東日本大震災の被災三県を除いて、2011年7月24日と期日を切られて取り組んだ地上デジタル放送への移行では、各ローカル局とも、デジタル設備投資(一般的に40億から50億円と言われる)計画にそって必死にこれに対応をし、これを終えたばかりである。

広告費が集中投下される関東、近畿、中京の三大広域圏局ではない、地方のローカルテレビ局は、苦しいながらも、災害下で「強靭な放送事業」を実現するために、追加の新規設備投資に何とか取り組もうとしている。

日本の地方ローカル放送局は、経済規模が限られている中でも、愚直に、また誠実に放送事業に取り組もうとしている。

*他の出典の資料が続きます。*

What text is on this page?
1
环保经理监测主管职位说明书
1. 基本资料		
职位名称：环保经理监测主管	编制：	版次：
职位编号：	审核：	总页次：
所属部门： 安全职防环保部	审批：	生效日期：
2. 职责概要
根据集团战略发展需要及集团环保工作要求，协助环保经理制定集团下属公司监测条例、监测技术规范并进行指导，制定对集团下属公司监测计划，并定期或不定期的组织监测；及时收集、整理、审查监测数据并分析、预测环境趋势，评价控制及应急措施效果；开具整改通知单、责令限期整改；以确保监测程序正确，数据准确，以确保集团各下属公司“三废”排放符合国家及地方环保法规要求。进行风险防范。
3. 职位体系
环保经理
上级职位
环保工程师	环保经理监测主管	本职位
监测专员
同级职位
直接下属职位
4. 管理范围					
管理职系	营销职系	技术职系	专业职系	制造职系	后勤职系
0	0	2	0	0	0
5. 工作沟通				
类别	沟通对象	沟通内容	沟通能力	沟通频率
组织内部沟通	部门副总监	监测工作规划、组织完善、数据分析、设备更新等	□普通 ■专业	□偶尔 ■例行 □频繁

テレビ局は儲けすぎなどと言われて久しいが、地方ローカルの放送を維持し続けながら、いつ起こるかわからない災害に向けて、地道に、また真摯に備えるための、事業継続計画策定や強靭な放送設備実現に向けた投資が求められている。

近年、コミュニティのメディアの大切さを痛感している。東日本大震災では、避難呼びかけの際、ラジオメディアが役割を果たしたとされ、その有効性が見直されてもいる。「ラジオを持っていれば、お守りになるかもしれない」

東日本大震災後、県域ローカルよりもきめ細かなエリアをカバーする、臨時災害FM放送局が29局誕生し、ラジオをもっと日常生活の中に位置づけておくことも重要なポイントとなり、震災で崩壊したコミュニティづくりに貢献しているとの報告も出始めている。

また、防災・減災の目的を達成するひとつの考え方として、コミュニティのメディアが地域社会にもっと誕生して欲しいという、私なりの思いもある。四国のコミュニティラジオ局は9局である。このうち、津波の最フロントとなる高知には1局しかない。

災害が発生してからではなく、災害以前にコミュニティに身近な情報を送り続けるメディアが存在し、ローカル、またはコミュニティの人々と日常的な情報の伝達・共有のチャンネル(回路)を常に開いておくことが大切だと考える。

地元ローカルのテレビ局やラジオ局とも連携したコミュニティのメディアによる災害報道が必要だと考えられ、それが実現してこそ、災害に対してレジリエントなコミュニティを作り上げることができる。そのためには、県域を意識するローカルメディアと地域コミュニティに根ざすメディアが一体となり、総体としてローカル・コミュニティのメディア力を地道に高めてゆくことが必要になってくるだろう。

シンポジウムを通じて、東日本大震災で災害報道にかかわった先人から多くを学びながら、ローカル・地域コミュニティのメディア力を確実につけてゆくことこそ、強靭化を実現することにつながると実感した。

【訂正】文章中で「避難」という言葉が「非難」と記述されていた箇所を修正いたしました。